Note: The title of this post comes courtesy a quote from William James.

Arbitrage: Another Reason Why Mergers & Acquisitions Fail?

I’ve seen a couple of good movies in the last few weeks (look for some posts on them in the upcoming days). In this post, I wanted to talk a bit about one of those movies: Arbitrage. It came out this past year and stars Richard Gere (and Susan Sarandon). In fact, Gere is up for a Golden Globe for his performance.

And Wikipedia says that, “Many critics pointed out Gere’s ‘conflicted performance’ as a ‘career-best’, and cited the screenplay, ensemble acting, and direction as high quality.” Although there isn’t a reference, I did find this article in Rolling Stone from a few months ago that says, “Gere’s performance in Arbitrage is too good to ignore. At 62, he is at the peak of his powers.” And another from a CBS affiliate that says this could be Gere’s, “best performance ever.”

The movie really reminds me of a movie I saw around this time last year: Margin Call. It’s not hard to see why — they’re both about Wall Street and some of the transgression that may lead to turmoil. In Arbitrage, Gere is a financial wizard who is in the process of selling his firm (that he built from the ground up to a $600 million business). In amongst this, there are affairs, murder, lies, cheating, scandal — just about everything you’d expect in a good movie. While clearly a movie, some of these plots don’t seem out of the realm of possibility for actually happening (in real life).

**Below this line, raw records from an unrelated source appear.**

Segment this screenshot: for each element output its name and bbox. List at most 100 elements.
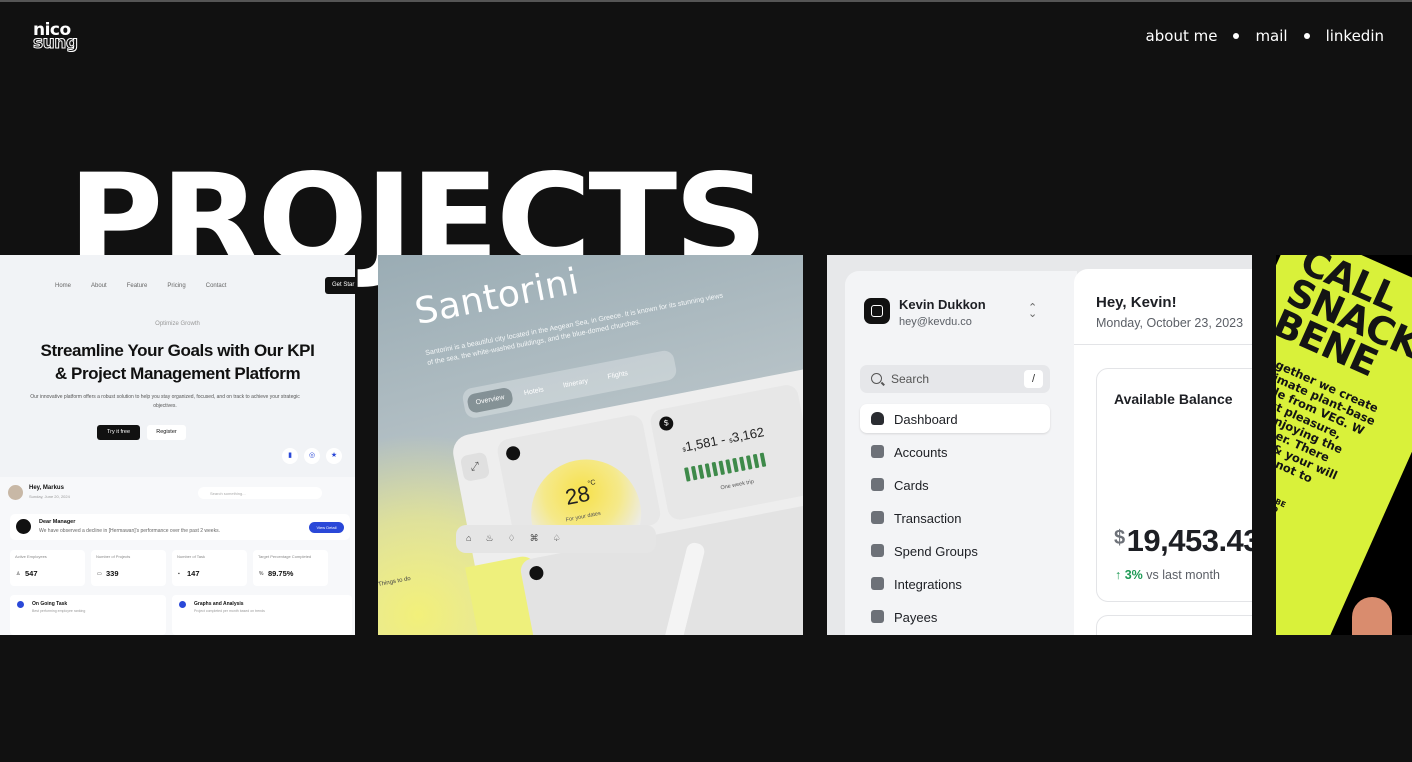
- sidebar-item-dashboard: Dashboard: [860, 404, 1050, 433]
- balance-currency: $: [1114, 527, 1125, 549]
- kpi-nav-pricing: Pricing: [167, 283, 186, 289]
- map-road: [654, 541, 707, 635]
- kpi-greeting: Hey, Markus: [29, 485, 64, 491]
- tab-itinerary: Itinerary: [562, 377, 589, 389]
- stat-card: Active Employees ♙ 547: [10, 550, 85, 586]
- chevron-up-down-icon: ⌃ ⌄: [1028, 302, 1038, 320]
- star-icon: ★: [326, 448, 342, 464]
- ongoing-task-title: On Going Task: [32, 601, 68, 607]
- price-range: $1,581 - $3,162: [682, 424, 766, 455]
- chart-icon: ▮: [282, 448, 298, 464]
- sidebar-item-accounts: Accounts: [860, 437, 1050, 466]
- santorini-title: Santorini: [411, 261, 583, 333]
- kpi-search-input: Search something...: [198, 487, 322, 499]
- search-icon: [871, 373, 882, 384]
- project-card-santorini[interactable]: Santorini Santorini is a beautiful city …: [378, 255, 803, 635]
- stat-value: 147: [187, 569, 200, 578]
- avatar: [8, 485, 23, 500]
- balance-change: ↑ 3% vs last month: [1115, 568, 1220, 582]
- kpi-nav-contact: Contact: [205, 283, 227, 289]
- stat-value: 547: [25, 569, 38, 578]
- payees-icon: [871, 610, 884, 623]
- divider: [1074, 344, 1252, 345]
- folder-icon: ▭: [97, 571, 102, 577]
- kpi-headline: Streamline Your Goals with Our KPI & Pro…: [0, 339, 355, 385]
- sun-icon: [504, 445, 522, 462]
- price-bar: [690, 465, 698, 481]
- price-bar: [718, 460, 726, 476]
- kpi-alert-title: Dear Manager: [39, 519, 76, 525]
- price-bar: [711, 461, 719, 477]
- sidebar-item-label: Cards: [894, 478, 929, 493]
- poster-graphic: CALL SNACK BENE Together we create ultim…: [1276, 255, 1412, 635]
- bank-search-label: Search: [891, 372, 930, 386]
- sidebar-item-label: Accounts: [894, 445, 948, 460]
- price-from: 1,581: [683, 433, 719, 455]
- nav-about-me[interactable]: about me: [1146, 27, 1218, 45]
- nav-separator-dot: [1303, 33, 1310, 39]
- price-to: 3,162: [730, 424, 766, 446]
- kpi-headline-line-1: Streamline Your Goals with Our KPI: [40, 341, 315, 360]
- stat-value: 339: [106, 569, 119, 578]
- nav-linkedin[interactable]: linkedin: [1326, 27, 1384, 45]
- graphs-subtitle: Project completed per month based on tre…: [194, 609, 265, 613]
- price-bar: [684, 467, 691, 482]
- stat-card: Number of Projects ▭ 339: [91, 550, 166, 586]
- top-nav: about me mail linkedin: [1146, 27, 1384, 45]
- kpi-register-button: Register: [147, 425, 186, 440]
- search-shortcut-key: /: [1024, 370, 1043, 388]
- top-border: [0, 0, 1412, 2]
- balance-amount: $19,453.43: [1114, 523, 1252, 559]
- stat-label: Number of Projects: [96, 554, 131, 559]
- price-bar: [739, 456, 746, 472]
- home-icon: [871, 412, 884, 425]
- kpi-nav-about: About: [91, 283, 107, 289]
- santorini-app-preview: Santorini Santorini is a beautiful city …: [398, 255, 803, 635]
- nav-mail[interactable]: mail: [1255, 27, 1287, 45]
- museum-icon: ⌘: [529, 533, 539, 543]
- ongoing-task-panel: On Going Task Best performing employee r…: [10, 595, 166, 635]
- task-icon: [17, 601, 24, 608]
- kpi-stats-row: Active Employees ♙ 547 Number of Project…: [10, 550, 328, 586]
- logo-line-2: sung: [33, 33, 79, 53]
- dollar-icon: $: [658, 415, 675, 432]
- chart-icon: [179, 601, 186, 608]
- card-icon: [871, 478, 884, 491]
- price-bars: [684, 452, 767, 482]
- stat-card: Number of Task ▪ 147: [172, 550, 247, 586]
- logo[interactable]: nico sung: [33, 22, 93, 53]
- spend-groups-icon: [871, 544, 884, 557]
- sidebar-item-integrations: Integrations: [860, 569, 1050, 598]
- project-card-kpi-platform[interactable]: Home About Feature Pricing Contact Get S…: [0, 255, 355, 635]
- project-card-snack-poster[interactable]: CALL SNACK BENE Together we create ultim…: [1276, 255, 1412, 635]
- bank-user-email: hey@kevdu.co: [899, 316, 972, 328]
- bank-search-input: Search /: [860, 365, 1050, 393]
- sidebar-item-cards: Cards: [860, 470, 1050, 499]
- price-caption: One week trip: [720, 478, 755, 492]
- sidebar-item-payees: Payees: [860, 602, 1050, 631]
- balance-change-value: ↑ 3%: [1115, 568, 1143, 582]
- target-icon: ◎: [304, 448, 320, 464]
- balance-change-text: vs last month: [1146, 568, 1220, 582]
- nav-separator-dot: [1233, 33, 1240, 39]
- bank-date: Monday, October 23, 2023: [1096, 316, 1244, 330]
- ongoing-task-subtitle: Best performing employee ranking: [32, 609, 86, 613]
- kpi-bottom-panels: On Going Task Best performing employee r…: [10, 595, 352, 635]
- temperature-unit: °C: [587, 479, 597, 488]
- price-bar: [704, 463, 712, 478]
- hand-graphic: [1352, 597, 1392, 635]
- kpi-site-nav: Home About Feature Pricing Contact: [55, 283, 226, 289]
- sidebar-item-spend-groups: Spend Groups: [860, 536, 1050, 565]
- kpi-feature-chips: ▮ ◎ ★: [282, 448, 342, 464]
- kpi-alert-text: We have observed a decline in [Hermawan]…: [39, 528, 220, 534]
- sidebar-item-label: Dashboard: [894, 412, 958, 427]
- price-bar: [732, 457, 739, 473]
- task-icon: ▪: [178, 571, 180, 577]
- sidebar-item-label: Payees: [894, 610, 938, 625]
- project-card-banking[interactable]: Kevin Dukkon hey@kevdu.co ⌃ ⌄ Search / Da…: [827, 255, 1252, 635]
- kpi-eyebrow: Optimize Growth: [155, 321, 200, 327]
- price-bar: [725, 459, 732, 474]
- shop-icon: ♤: [552, 533, 561, 543]
- graphs-title: Graphs and Analysis: [194, 601, 244, 607]
- bank-greeting: Hey, Kevin!: [1096, 294, 1177, 311]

The one thing that I found the most telling was something towards the end of the movie. Now, it’s going to spoil the movie, so this is where I’m supposed to say “SPOILER ALERT.” If you don’t want the plot ruined, you should definitely bookmark this post and come back to it after having watched the movie. You can watch it on Amazon right now!

Okay — so this is what it was: as the acquiring CEO is on the way to the gala, his right-hand man hands him a piece of paper that points out that Gere’s character’s firm has a $400 million shortfall. The CEO says something to the effect of, “what do you think?” And right-hand man says, “It’s all right there.” And then the CEO says, “I don’t see anything.” And then the CEO smiles at the right-hand man.

It’s often written that mergers & acquisitions fail and there are plenty of reasons why this is the case. Managerial hubris being a key culprit. However, after watching Arbitrage, I wonder how often it happens that the acquiring firm learns about a firm’s “cooked books” after acquiring it and then has to “sit on it,” or else the stock price would take a major hit.